On April 9, 2019, February 27, 2020, and May 12, 2020, he appeared on The Joe Rogan Experience.

He appeared on season 15 of America's Got Talent. Performing stand-up comedy, he received a yes from all four judges and advanced to the next round, but was eventually eliminated in the Quarter-Finals.

Since 2021, Yo and news correspondent Nikki Novak have served as the hosts of Nexstar Media Group's annual New Year's Eve special from Las Vegas.

In 2022, he appeared on the Netflix baking competition Is It Cake? as a judge.

On September 8, 2025, he began hosting the new game show Scrambled Up. In July 2026, the show was renewed for a second season, set to premiere on September 14, 2026.

==Personal life==
Yo was born on November 20, 1974, in Houston, Texas, to an African-American father and Korean mother. Yo's parents met while his father, a United States army veteran, was stationed in South Korea. He currently resides in Los Angeles and has described Miami as being his "second hometown".
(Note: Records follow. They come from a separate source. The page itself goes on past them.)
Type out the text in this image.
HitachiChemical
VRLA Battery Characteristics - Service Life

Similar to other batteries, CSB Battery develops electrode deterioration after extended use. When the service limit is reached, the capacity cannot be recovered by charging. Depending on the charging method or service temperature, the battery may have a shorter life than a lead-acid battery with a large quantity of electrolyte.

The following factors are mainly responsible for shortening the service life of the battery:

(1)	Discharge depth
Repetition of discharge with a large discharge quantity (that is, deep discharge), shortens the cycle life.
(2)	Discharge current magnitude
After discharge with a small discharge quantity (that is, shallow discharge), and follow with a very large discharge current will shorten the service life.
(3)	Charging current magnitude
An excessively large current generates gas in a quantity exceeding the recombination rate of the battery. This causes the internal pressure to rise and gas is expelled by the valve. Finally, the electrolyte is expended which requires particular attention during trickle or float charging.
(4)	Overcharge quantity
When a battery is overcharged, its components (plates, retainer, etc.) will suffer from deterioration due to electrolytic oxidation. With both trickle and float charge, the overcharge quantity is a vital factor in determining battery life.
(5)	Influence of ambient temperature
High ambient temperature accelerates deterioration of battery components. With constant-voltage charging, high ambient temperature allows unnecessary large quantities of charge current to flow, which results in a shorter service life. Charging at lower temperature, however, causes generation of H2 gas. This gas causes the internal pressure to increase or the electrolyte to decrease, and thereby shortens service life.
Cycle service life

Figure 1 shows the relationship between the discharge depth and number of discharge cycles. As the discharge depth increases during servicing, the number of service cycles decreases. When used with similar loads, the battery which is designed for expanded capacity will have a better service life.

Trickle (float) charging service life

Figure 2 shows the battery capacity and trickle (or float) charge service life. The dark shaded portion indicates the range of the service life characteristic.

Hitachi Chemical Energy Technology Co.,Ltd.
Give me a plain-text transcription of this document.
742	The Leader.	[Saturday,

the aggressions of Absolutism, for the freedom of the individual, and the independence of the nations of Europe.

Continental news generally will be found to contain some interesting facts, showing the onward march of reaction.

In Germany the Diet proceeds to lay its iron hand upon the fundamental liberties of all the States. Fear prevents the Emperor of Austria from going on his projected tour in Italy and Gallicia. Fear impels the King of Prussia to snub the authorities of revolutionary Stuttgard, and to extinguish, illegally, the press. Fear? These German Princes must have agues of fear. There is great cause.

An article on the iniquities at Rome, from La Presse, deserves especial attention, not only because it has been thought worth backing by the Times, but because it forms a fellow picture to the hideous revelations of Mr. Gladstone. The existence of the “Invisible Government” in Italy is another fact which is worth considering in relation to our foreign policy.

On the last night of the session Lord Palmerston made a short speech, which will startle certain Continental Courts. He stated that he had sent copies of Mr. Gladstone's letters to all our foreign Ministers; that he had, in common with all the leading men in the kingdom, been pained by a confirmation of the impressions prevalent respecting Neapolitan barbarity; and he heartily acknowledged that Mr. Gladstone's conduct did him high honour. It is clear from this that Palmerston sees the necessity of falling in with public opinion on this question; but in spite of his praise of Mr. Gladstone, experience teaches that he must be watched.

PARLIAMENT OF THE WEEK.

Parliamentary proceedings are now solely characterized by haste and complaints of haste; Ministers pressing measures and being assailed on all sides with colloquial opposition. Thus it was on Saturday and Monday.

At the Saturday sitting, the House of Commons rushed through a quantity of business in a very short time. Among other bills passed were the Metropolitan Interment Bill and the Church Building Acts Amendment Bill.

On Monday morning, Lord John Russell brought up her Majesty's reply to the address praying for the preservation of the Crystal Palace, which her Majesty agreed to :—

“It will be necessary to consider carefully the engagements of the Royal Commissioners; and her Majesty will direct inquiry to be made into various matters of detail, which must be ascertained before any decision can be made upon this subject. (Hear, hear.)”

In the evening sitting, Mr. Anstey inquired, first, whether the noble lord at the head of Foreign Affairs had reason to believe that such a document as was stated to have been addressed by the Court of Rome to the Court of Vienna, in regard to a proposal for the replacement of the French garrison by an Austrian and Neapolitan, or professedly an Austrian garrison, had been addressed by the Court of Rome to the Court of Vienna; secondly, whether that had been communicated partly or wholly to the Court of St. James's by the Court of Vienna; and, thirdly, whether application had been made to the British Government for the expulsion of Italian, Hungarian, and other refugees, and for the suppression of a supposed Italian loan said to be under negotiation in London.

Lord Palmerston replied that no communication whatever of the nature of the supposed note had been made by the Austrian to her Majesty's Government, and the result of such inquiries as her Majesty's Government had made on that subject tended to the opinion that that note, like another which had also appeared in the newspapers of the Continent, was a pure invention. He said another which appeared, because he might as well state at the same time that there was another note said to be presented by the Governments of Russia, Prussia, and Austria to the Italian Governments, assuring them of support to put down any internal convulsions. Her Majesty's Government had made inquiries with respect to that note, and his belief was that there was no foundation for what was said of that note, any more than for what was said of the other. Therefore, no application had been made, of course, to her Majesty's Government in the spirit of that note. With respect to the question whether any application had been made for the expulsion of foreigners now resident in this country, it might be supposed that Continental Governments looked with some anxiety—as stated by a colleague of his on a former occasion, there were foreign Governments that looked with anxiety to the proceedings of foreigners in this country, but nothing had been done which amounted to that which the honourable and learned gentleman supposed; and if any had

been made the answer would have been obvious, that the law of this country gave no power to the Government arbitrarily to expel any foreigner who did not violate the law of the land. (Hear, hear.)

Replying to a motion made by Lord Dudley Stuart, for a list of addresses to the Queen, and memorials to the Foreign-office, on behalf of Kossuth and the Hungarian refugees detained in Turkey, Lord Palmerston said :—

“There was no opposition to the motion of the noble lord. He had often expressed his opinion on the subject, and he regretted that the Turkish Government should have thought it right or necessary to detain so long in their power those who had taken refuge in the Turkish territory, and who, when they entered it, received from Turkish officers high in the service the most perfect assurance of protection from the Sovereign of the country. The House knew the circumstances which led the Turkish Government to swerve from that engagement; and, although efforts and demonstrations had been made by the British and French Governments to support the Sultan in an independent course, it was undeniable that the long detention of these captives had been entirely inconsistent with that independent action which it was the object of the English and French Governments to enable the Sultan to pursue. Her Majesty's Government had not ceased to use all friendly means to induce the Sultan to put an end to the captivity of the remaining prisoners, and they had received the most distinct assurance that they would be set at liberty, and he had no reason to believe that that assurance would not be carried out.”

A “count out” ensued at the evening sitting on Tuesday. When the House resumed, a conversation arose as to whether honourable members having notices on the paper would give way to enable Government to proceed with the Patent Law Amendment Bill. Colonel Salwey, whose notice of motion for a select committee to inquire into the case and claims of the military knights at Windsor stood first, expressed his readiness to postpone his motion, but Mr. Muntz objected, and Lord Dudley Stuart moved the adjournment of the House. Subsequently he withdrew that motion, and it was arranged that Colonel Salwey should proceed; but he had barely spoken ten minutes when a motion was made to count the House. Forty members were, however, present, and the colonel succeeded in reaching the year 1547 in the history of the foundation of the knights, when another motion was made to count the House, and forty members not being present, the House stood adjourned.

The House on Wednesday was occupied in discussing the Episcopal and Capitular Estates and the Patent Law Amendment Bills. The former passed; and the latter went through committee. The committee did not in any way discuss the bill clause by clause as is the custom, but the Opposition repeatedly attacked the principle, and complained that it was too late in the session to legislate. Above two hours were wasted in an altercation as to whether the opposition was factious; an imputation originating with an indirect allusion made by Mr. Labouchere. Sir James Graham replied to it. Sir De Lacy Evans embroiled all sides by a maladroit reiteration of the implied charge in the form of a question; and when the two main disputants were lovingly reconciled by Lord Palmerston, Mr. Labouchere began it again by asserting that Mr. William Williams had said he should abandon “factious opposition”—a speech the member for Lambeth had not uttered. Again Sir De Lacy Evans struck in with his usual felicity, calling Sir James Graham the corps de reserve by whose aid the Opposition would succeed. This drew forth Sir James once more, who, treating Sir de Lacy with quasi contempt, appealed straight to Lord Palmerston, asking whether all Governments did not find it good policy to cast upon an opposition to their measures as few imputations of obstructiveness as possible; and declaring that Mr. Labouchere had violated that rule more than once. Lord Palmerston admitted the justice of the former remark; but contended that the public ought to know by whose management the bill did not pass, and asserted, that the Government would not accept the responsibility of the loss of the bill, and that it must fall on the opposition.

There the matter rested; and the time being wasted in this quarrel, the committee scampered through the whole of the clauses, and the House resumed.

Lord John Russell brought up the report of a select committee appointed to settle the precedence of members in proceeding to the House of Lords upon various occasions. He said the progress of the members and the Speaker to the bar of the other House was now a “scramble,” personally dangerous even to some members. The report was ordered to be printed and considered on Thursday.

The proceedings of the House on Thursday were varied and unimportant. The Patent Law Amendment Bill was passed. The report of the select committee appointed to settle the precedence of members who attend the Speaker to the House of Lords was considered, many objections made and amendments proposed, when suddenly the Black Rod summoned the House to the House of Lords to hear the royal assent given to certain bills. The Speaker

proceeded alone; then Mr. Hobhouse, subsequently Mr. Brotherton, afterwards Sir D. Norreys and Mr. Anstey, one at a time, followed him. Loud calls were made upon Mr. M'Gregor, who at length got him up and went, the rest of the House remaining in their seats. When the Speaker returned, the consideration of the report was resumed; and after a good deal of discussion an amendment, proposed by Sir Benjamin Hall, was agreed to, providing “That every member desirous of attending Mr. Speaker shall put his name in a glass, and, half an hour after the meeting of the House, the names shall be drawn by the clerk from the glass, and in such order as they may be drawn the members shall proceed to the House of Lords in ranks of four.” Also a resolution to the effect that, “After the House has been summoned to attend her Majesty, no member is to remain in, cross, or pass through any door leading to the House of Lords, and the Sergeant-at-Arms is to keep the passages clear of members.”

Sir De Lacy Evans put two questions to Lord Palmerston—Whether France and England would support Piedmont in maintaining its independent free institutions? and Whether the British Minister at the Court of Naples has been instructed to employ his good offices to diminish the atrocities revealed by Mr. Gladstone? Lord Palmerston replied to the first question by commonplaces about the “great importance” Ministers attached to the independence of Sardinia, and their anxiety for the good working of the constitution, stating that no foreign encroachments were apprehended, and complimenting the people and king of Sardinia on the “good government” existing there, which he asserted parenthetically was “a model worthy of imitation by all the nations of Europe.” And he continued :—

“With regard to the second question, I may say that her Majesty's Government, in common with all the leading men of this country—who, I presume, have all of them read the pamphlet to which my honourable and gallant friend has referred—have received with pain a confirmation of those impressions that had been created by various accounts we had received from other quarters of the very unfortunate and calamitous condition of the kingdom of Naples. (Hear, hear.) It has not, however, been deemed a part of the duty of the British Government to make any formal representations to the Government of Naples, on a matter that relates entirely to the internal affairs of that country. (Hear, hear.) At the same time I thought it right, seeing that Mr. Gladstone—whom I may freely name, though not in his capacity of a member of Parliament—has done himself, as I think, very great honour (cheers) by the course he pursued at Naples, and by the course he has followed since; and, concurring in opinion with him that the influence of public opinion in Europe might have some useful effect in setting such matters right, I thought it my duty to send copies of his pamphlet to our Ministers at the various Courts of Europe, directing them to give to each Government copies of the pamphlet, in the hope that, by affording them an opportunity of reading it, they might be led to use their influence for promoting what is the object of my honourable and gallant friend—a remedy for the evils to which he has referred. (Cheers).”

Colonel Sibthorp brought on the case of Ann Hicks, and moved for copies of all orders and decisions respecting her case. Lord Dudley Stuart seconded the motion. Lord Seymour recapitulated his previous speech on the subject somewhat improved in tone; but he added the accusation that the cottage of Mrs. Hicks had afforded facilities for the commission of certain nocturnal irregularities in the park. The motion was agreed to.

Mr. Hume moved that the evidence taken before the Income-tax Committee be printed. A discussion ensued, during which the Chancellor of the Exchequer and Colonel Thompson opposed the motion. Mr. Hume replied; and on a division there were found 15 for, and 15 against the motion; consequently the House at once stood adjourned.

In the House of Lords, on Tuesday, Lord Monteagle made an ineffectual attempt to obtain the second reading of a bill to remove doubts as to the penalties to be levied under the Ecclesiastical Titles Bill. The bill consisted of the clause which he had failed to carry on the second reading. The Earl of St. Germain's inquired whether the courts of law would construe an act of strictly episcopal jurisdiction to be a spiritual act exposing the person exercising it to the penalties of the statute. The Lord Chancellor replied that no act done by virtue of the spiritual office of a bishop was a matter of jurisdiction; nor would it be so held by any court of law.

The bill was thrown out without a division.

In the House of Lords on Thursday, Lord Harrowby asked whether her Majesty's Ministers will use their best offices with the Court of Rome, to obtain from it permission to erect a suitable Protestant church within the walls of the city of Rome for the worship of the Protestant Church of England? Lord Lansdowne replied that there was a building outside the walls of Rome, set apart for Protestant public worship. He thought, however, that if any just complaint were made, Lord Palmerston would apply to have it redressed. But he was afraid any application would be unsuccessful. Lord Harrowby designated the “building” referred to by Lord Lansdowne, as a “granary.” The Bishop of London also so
When asked about his mixed Korean and African American ancestry in a 2012 interview with Campus Activities Magazine, Yo stated that being biracial in the United States is "a uniquely relatable and American experience in life". In that same interview, Yo stated that he views comedy as not just "one-liners and punchlines", but a form of "story telling and [making real connections] with the audience."